W przyszłym roku bolidy czeka kolejna silnikowa rewolucja, nie pierwsza przecież w historii. Aktualne agregaty zostaną zastąpione przez 1.6-litrowe motory o sześciu cylindrach rozwidlonych pod kątem – jak obecnie – 90º, ale nowa jednostka wyposażona będzie w turbinę. Obroty maksymalne ustalono na poziomie 15.000 na minutę. Za zasilanie odpowiada bezpośredni wtrysk paliwa.
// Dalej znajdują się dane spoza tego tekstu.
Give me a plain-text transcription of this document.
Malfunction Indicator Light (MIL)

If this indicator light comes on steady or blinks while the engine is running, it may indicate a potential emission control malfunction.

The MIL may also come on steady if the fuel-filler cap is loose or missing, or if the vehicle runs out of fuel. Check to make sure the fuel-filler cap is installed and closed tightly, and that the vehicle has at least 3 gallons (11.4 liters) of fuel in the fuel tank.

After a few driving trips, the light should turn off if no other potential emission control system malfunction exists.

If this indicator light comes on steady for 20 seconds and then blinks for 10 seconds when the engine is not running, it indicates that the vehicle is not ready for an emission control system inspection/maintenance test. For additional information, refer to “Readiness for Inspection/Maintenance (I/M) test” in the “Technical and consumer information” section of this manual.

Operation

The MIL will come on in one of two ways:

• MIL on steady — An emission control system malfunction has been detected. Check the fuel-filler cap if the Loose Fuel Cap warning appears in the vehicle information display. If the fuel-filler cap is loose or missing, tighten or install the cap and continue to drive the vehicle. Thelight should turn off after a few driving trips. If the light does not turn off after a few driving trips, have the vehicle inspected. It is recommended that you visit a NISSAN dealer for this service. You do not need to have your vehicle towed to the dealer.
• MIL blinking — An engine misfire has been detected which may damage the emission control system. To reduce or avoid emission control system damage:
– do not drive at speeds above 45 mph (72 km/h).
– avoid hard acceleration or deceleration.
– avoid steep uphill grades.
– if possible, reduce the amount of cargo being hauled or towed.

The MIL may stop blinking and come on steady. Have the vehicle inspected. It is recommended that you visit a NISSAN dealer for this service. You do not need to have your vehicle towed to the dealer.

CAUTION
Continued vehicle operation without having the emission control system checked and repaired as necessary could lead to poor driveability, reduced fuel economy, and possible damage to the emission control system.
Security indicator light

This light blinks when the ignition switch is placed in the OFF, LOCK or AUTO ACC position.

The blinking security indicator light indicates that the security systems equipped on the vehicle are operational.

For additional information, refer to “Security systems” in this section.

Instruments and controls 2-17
Cały ten system powinien wygenerować co najmniej 600 KM, ale przez 33 sekundy na każdym okrążeniu będzie mógł być wspomagany przez dodatkowych 160 KM (120 kW) pochodzących z dwóch silników elektrycznych czerpiących energię z systemu odzyskiwania energii kinetycznej ERS-K. Spalanie zmniejszy się o ok. 40% w stosunku do aktualnie wykorzystywanych konstrukcji, przy czym te od Renault należą do najoszczędniejszych.
Zmienia się również limit jednostek napędowych, jakie każdy kierowca będzie mógł wykorzystać w całym sezonie. Do roku obecnego jest to osiem silników, od sezonu 2014 będzie ich tylko pięć, co oznacza, że jednostki muszą być bardziej żywotne i niezawodne.